The Emergence of the Covering Law Model and What We Might Learn from ItFons Dewulf (University of Ghent)
1117 Cathedral of Learning, University of Pittsburgh
Abstract: Until 1948 scientific explanation was not a topic of interest in logical empiricist philosophy. After the publication of Hempel’s and Oppenheim’s “Studies in the Logic of Explanation” in 1948 it gradually became a major research interest in philosophy of science. In this presentation I reconstruct how Hempel came to be interested in explanation through his contact with American philosophers during the Second World War, notably Ernst Nagel, John Hospers and Charles Stevenson.
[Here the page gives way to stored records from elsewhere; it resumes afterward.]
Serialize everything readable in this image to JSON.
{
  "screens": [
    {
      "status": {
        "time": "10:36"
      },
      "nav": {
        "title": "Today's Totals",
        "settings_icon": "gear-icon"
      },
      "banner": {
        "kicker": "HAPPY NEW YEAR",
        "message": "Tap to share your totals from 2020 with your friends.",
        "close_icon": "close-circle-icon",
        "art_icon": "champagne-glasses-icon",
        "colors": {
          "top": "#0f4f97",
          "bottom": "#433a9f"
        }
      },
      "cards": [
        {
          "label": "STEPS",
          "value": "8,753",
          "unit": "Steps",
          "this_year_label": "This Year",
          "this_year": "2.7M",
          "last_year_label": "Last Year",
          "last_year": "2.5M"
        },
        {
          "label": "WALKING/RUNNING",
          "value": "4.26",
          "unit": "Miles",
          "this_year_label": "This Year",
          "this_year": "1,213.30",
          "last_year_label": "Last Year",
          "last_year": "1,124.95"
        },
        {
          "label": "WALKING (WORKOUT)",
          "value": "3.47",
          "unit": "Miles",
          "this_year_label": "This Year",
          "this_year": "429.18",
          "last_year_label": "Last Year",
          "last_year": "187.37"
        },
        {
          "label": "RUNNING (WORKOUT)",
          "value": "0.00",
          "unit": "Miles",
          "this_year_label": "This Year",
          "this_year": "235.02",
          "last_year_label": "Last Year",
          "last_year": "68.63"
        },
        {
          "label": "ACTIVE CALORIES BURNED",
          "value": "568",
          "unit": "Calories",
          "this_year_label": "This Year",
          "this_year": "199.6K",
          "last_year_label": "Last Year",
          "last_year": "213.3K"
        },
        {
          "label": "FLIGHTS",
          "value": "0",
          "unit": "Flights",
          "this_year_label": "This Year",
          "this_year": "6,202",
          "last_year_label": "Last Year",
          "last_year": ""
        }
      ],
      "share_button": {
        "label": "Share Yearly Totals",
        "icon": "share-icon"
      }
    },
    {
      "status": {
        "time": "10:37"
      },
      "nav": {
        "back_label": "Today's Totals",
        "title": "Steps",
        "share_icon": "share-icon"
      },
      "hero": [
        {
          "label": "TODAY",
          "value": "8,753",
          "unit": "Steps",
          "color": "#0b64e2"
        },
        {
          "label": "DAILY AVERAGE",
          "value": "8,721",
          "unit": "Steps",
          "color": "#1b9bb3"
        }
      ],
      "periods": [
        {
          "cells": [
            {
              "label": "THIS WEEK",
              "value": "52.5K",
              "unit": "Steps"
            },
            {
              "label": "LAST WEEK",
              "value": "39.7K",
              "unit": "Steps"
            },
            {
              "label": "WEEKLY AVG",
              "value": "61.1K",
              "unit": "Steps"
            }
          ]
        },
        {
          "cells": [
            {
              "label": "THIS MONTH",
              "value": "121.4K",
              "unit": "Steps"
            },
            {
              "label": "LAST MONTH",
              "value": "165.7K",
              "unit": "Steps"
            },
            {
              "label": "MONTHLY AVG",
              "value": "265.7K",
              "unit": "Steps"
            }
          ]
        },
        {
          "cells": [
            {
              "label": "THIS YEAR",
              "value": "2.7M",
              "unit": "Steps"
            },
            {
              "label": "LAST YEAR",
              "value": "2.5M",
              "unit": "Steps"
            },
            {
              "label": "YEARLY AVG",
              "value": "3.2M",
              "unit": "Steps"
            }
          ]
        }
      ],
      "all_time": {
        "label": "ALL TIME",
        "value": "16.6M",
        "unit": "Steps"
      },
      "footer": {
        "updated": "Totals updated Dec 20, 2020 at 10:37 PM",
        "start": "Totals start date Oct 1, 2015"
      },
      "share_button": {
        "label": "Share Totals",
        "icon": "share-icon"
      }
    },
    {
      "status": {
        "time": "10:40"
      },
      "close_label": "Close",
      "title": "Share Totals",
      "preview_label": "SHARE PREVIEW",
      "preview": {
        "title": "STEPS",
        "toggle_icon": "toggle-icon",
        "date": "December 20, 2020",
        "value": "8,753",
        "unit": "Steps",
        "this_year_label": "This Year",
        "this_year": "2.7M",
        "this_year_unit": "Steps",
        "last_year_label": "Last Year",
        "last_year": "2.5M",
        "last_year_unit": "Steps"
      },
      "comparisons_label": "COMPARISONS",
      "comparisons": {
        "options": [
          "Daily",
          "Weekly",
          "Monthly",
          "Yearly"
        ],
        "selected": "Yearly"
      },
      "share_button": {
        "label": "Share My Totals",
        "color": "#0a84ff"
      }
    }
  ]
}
I show how Hempel’s DN model of scientific explanation both originated in but also significantly diverged from the anti-explanatory understanding of scientific inquiry present in the writings of Carnap, Neurath and Frank, who were inspired by the work of Pierre Duhem and Ernst Mach. Hempel - I claim - broke with the positivist understanding of science in a significant way by conceiving explanation as an aim of science that is distinct from description. I focus on two central assumptions which guided Hempel’s shift in 1948 – assumptions which still shape the debate on scientific explanation today. First, Hempel assumes that there are explanations in science with a shared, uniform structure which can be articulated by the philosopher of science (the objectivist assumption). Second, Hempel believes that his philosophical articulation of scientific explanation should be descriptively adequate, i.e. it should account for and be constrained by cases identified as paradigmatic for the explanatory success of science (the descriptivist assumption). In the anti-explanatory tradition of Duhem and Mach both assumptions were put into question. Duhem and Mach argued that explanation was not an aim of scientific knowledge and that, consequently, there was no given uniform explanatory structure within science to be articulated by a philosopher. This entailed a non-explanatory interpretation of paradigmatic explanation-talk in (the history of) science. Instead of choosing which explanation-talk was exemplary and thus constrained a philosophical model of it, Duhem and Mach showed possible strategies to interpret such talk from an anti-explanatory perspective. I argue that Hempel’s work on explanation did not address the concerns from this anti-explanatory tradition properly, but instead glossed over them. Possibly, this also holds for most contemporary theories of scientific explanation which start from the objectivist and descriptivist assumptions.